Observation: Paul here counsels regarding widows within the church. He draws a distinction between younger widows whom he advises to remarry if possible, and widows above the age of sixty. Each widow, he says, should have “fixed her hope on God” and continue “in entreaties and prayers night and day” (1 Tim. 5:5)—a wonderful example to the church. In these verses, Paul twice uses the phrase, “widows indeed” to distinguish between those who had family available and those who did not, and were thus to be cared for by the church.

Application: Widows indeed. How does a woman become a “widow indeed”? The first and most obvious thought is that her husband has died and she either bore no children or they have also died. Children who transfer across the country for a high-tech job are no excuse; such a woman would be a regular widow, not a widow indeed.

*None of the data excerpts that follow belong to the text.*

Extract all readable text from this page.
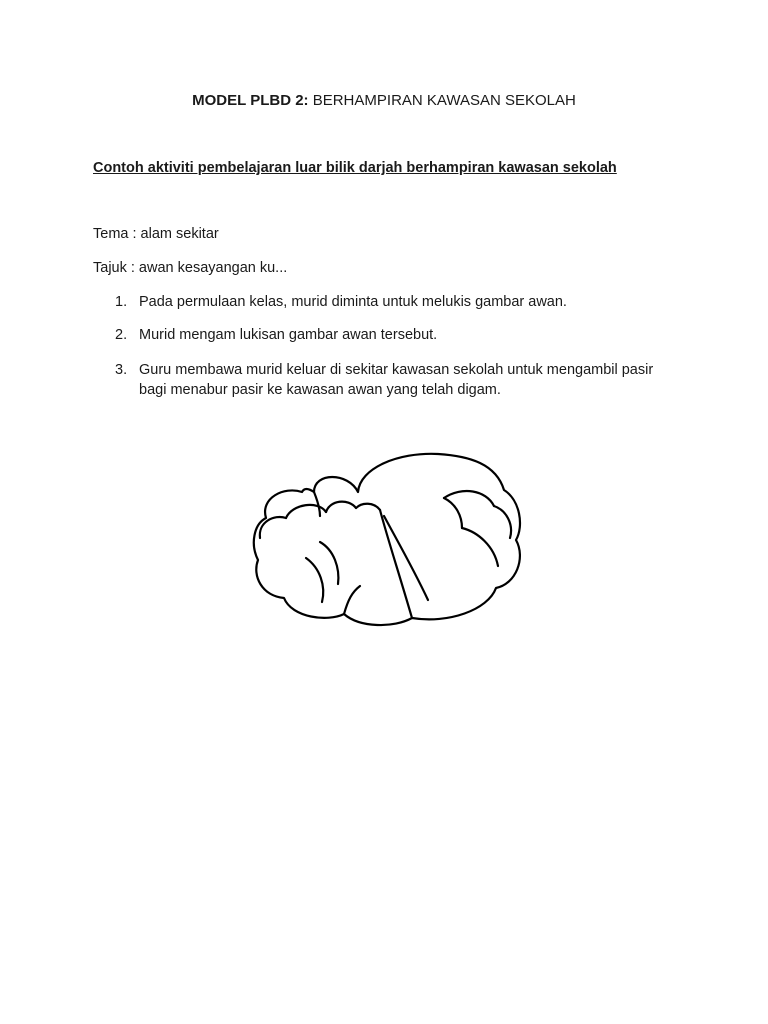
MODEL PLBD 2: BERHAMPIRAN KAWASAN SEKOLAH
Contoh aktiviti pembelajaran luar bilik darjah berhampiran kawasan sekolah
Tema : alam sekitar
Tajuk : awan kesayangan ku...
1. Pada permulaan kelas, murid diminta untuk melukis gambar awan.
2. Murid mengam lukisan gambar awan tersebut.
3. Guru membawa murid keluar di sekitar kawasan sekolah untuk mengambil pasir bagi menabur pasir ke kawasan awan yang telah digam.
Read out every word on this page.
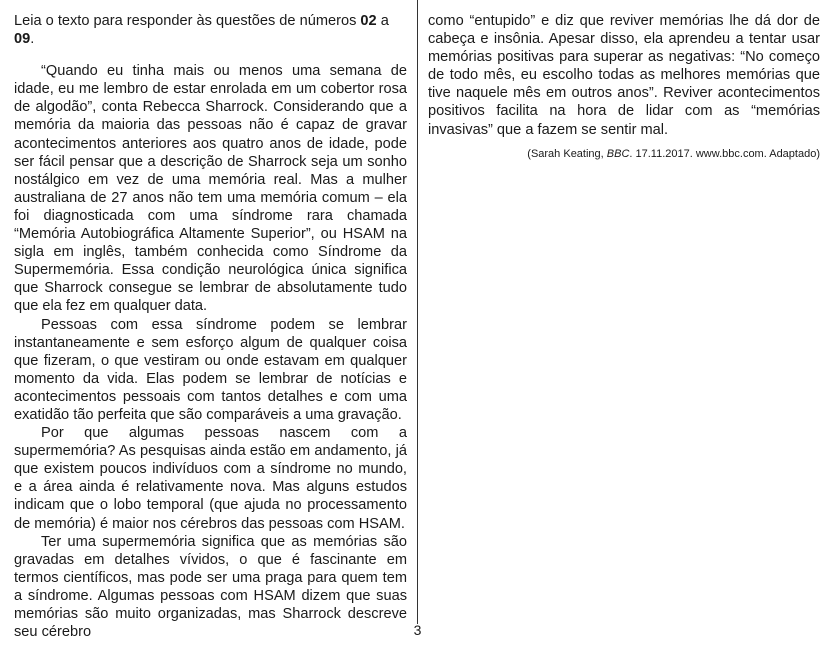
Leia o texto para responder às questões de números 02 a 09.

“Quando eu tinha mais ou menos uma semana de idade, eu me lembro de estar enrolada em um cobertor rosa de algodão”, conta Rebecca Sharrock. Considerando que a memória da maioria das pessoas não é capaz de gravar acontecimentos anteriores aos quatro anos de idade, pode ser fácil pensar que a descrição de Sharrock seja um sonho nostálgico em vez de uma memória real. Mas a mulher australiana de 27 anos não tem uma memória comum – ela foi diagnosticada com uma síndrome rara chamada “Memória Autobiográfica Altamente Superior”, ou HSAM na sigla em inglês, também conhecida como Síndrome da Supermemória. Essa condição neurológica única significa que Sharrock consegue se lembrar de absolutamente tudo que ela fez em qualquer data.

Pessoas com essa síndrome podem se lembrar instantaneamente e sem esforço algum de qualquer coisa que fizeram, o que vestiram ou onde estavam em qualquer momento da vida. Elas podem se lembrar de notícias e acontecimentos pessoais com tantos detalhes e com uma exatidão tão perfeita que são comparáveis a uma gravação.

Por que algumas pessoas nascem com a supermemória? As pesquisas ainda estão em andamento, já que existem poucos indivíduos com a síndrome no mundo, e a área ainda é relativamente nova. Mas alguns estudos indicam que o lobo temporal (que ajuda no processamento de memória) é maior nos cérebros das pessoas com HSAM.

Ter uma supermemória significa que as memórias são gravadas em detalhes vívidos, o que é fascinante em termos científicos, mas pode ser uma praga para quem tem a síndrome. Algumas pessoas com HSAM dizem que suas memórias são muito organizadas, mas Sharrock descreve seu cérebro

como “entupido” e diz que reviver memórias lhe dá dor de cabeça e insônia. Apesar disso, ela aprendeu a tentar usar memórias positivas para superar as negativas: “No começo de todo mês, eu escolho todas as melhores memórias que tive naquele mês em outros anos”. Reviver acontecimentos positivos facilita na hora de lidar com as “memórias invasivas” que a fazem se sentir mal.

(Sarah Keating, BBC. 17.11.2017. www.bbc.com. Adaptado)

3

Paul, of course, is describing the physical condition of widowhood, but there are others, perhaps in our immediate families, who need covering, protecting, and all sorts of care. Look beyond Paul’s intended definition for a moment and we may find, to our shame, that there may well be widows among us whose husbands have not died—emotional widows. It’s easy to identify a “widow indeed”; her needs are glaring, and she hasn’t a family to meet those needs. But discerning an emotional widow is another matter entirely. A loved one whose physical needs are well met may be shriveling within her (or his) heart from emotional abandonment. He or she has a spouse through whom God intends to prosper the spirit, but if the spouse’s focus is elsewhere, how will the emotionally widowed be honored as today’s reading demands?

There was a season early in our marriage when Cindy and I were strong as a couple, physically satisfied, growing closer to the Lord and to one another. Then a season of illness intruded, a season, as it turned out, that was not to be a brief skirmish, but an all-out invasion. To the extent that I allowed disappointment with God to intrude upon my own heart, my wife gradually but inexorably moved toward a position of emotional widowhood. As my heart shut down toward dreams of the future, I became less effective in meeting her needs in the present. Finally, thankfully, the day came when God’s love once again burst within me; I was filled with fresh passion to care for her, to be by her side till the end.

I wonder: are there other emotional widows in my life? God wants me to fulfill His purposes in that loved one’s life as well.

Prayer: Father, I am so grateful for what You taught me about Your faithfulness through Cindy’s illness. Keep the fires of Your passion burning in my heart, Lord, as I serve others You have placed in my life.